Sur la demande de délais de paiements
Il n’est pas contesté que M. [R] s’acquitte déjà du remboursement de sa dette à raison d’une somme mensuelle de 800€ et qu’il respecte l’échéancier ainsi mis en place.
M. [R] dispose d’une retraite personnelle de l’ordre de 1774€ selon son relevé bancaire d’avril 2023 et d’une pension de réversion de son épouse prédécédée de l’ordre de 881€/ mois (d’après la moyenne des versements justifiés) pour assumer des charges mensuelles fixes de l’ordre de 1.131€.
Ces considérations ajoutées au fait que la situation économique de la créancière ne s’y oppose pas, justifient de faire droit à la demande de délais de paiement de M. [R], dans la limite du délai légal de 24 mois, sur la base de 23 mensualités de 900€ et la 24ème équivalente au montant du solde, et ce, selon les modalités précisées ci-après au dispositif.
Sur les mesures accessoires
La société Consumer Finance succombant partiellement dans ses prétentions d’appel incident, il y a lieu de laisser à chacune des parties la charge de ses dépens et frais irrépétibles d’appel.

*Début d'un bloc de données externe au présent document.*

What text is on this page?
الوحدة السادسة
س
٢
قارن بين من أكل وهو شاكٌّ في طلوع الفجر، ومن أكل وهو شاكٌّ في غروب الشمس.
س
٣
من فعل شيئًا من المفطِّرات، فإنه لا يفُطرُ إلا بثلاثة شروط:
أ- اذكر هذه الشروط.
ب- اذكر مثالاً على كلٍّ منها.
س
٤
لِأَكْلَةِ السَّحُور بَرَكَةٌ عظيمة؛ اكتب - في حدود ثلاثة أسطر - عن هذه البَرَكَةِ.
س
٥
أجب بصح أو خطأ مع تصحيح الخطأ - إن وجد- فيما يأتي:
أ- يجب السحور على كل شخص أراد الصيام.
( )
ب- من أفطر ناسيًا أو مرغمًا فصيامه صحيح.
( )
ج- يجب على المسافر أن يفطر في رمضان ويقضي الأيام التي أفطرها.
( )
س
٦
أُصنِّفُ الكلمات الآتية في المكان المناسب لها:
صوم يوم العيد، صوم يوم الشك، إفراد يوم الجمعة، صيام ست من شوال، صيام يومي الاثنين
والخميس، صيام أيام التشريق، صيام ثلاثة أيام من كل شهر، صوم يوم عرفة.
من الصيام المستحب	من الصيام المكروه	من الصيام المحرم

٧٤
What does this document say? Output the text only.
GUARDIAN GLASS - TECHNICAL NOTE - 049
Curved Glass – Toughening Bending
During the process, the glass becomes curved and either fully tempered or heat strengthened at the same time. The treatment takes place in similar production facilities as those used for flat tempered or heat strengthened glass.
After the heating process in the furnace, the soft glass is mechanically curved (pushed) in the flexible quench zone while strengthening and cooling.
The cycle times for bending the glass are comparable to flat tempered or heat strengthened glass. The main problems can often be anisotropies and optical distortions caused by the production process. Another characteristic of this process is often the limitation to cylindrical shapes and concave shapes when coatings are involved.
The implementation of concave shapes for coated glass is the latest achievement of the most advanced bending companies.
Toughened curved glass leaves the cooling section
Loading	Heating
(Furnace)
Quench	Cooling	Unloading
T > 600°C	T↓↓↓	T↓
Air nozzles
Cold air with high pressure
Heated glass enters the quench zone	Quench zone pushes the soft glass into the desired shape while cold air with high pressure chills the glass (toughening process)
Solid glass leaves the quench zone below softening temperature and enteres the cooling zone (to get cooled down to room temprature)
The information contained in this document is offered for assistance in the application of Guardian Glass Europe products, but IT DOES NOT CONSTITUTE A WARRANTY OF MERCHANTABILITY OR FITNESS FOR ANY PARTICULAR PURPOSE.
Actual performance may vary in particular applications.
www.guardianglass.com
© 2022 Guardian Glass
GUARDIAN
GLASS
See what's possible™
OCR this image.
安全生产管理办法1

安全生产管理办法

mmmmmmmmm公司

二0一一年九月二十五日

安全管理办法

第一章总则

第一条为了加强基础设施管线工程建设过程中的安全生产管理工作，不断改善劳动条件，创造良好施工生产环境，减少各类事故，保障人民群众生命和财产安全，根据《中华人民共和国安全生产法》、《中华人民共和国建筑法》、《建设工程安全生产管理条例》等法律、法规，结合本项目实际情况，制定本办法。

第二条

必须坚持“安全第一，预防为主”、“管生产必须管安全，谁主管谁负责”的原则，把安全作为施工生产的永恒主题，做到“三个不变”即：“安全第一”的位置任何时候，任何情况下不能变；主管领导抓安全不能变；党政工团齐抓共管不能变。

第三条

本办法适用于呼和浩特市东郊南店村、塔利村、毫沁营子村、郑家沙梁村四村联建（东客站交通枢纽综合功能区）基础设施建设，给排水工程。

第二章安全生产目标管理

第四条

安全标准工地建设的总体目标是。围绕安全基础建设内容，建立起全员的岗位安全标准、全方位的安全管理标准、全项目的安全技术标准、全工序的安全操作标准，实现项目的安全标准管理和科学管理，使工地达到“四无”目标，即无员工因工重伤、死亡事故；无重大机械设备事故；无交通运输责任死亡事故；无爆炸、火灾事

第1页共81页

Les mesures accessoires de première instance sont par ailleurs confirmées.
PAR CES MOTIFS
La cour, statuant publiquement, par arrêt contradictoire,
Infirme le jugement déféré uniquement sur le montant de la créance de la société CA Consumer Finance arrêté à la somme de 51.665,14€,
Statuant à nouveau sur ce seul point et ajoutant,
Condamne M. [N] [R] à payer à la société CA Consumer Finance la somme de 26.645,14€ au titre du solde du prêt du 23 janvier 2017,
Confirme pour le surplus le jugement dont appel,
Autorise M. [N] [R] à s’acquitter de sa dette à l’aide de 23 versements égaux de 900€, et d’une 24ème mensualité équivalente au montant du solde restant dû, le 10 de chaque mois, le premier versement devant intervenir le 10 du mois suivant la signification du présent arrêt,
Dit qu’à défaut du paiement d’une mensualité à son échéance, et après mise en demeure restée sans effet pendant quinze jours, la totalité de la somme restant due redeviendra immédiatement exigible,
Ordonne que les paiements s’imputent sur le capital,
Rappelle que les paiements sont portables et non quérables,
Dit que les parties conservent la charge de leurs dépens et frais irrépétibles d’appel.
Prononcé par mise à disposition de l’arrêt au greffe de la cour, les parties en ayant été préalablement avisées dans les conditions prévues au deuxième alinéa de l’article 450 du code de la procédure civile,
Signé par madame Clerc, président, et par madame Burel, greffier auquel la minute de la décision a été remise par le magistrat signataire.